Problem
You are attempting to convert an Apache Spark DataFrame that contains a 1D array column to MDS format using Mosaic Streaming. In your code, you are calling the dataframe_to_mds function, specifying the mds_kwargs parameter containing the columns field with your array column type as ndarray.
Example code
from streaming.base.converters import dataframe_to_mds
mds_kwargs = {'out': "<dest-filepath>", 'columns': {'id_col':'float64', 'array_data': 'ndarray'}}
dataframe_to_mds(df, merge_index=True, mds_kwargs=mds_kwargs)
When you run this code, you get a value error.

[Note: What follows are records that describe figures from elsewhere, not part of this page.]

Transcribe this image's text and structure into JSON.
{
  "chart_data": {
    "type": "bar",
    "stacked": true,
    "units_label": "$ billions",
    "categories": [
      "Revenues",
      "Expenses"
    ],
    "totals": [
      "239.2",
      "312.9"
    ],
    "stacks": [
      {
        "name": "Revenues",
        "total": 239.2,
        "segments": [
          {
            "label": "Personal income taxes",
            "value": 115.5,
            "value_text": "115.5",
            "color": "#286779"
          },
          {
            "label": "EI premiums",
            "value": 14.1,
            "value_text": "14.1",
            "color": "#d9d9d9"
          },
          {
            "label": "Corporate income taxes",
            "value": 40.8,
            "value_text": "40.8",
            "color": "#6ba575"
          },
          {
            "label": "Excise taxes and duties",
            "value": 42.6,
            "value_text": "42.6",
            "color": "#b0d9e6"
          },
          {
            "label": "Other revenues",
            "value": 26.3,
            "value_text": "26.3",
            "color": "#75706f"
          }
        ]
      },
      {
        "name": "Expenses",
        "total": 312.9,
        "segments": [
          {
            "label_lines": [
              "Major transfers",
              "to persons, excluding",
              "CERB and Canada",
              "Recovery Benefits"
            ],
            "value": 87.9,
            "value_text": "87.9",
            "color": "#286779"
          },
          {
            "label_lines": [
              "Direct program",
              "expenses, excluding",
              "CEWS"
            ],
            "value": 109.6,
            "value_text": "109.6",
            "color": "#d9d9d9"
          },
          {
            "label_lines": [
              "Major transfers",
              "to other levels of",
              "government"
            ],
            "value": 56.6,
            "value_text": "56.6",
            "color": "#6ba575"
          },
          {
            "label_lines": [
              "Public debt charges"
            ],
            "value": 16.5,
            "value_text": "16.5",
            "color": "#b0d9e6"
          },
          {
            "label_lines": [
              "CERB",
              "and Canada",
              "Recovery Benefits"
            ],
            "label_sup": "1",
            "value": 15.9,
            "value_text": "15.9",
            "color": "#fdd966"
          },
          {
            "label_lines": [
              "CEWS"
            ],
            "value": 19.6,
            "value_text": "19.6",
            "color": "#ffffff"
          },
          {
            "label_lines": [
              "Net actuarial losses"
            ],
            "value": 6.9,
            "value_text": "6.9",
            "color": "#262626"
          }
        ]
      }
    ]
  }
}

ValueError: ndarray is not supported by dataframe_to_mds
Cause
When specifying an array column as ndarray type in the columns field of the mds_kwargs parameter, it is necessary to append the data type of the elements of the array, which can be one of the following:
ArrayType(ShortType()): 'ndarray:int16'ArrayType(IntegerType()): 'ndarray:int32’ArrayType(LongType()): 'ndarray:int64'ArrayType(FloatType()): 'ndarray:float32'ArrayType(DoubleType()): ‘ndarray:float64’
Solution
Properly pass the data type of the elements of the array column in the mds_kwargs. In this example code, float64 is specified as the data type. This resolves the issue.
Example code
from streaming.base.converters import dataframe_to_mds
mds_kwargs = {'out': "<dest-filepath>", 'columns': {'id_col':'float64', 'array_data': 'ndarray:float64'}}
dataframe_to_mds(df, merge_index=True, mds_kwargs=mds_kwargs)
Note
Ensure you are using the mosaicml-streaming package version 0.7.6 or above. Support for ndarray was added to in version 0.7.6.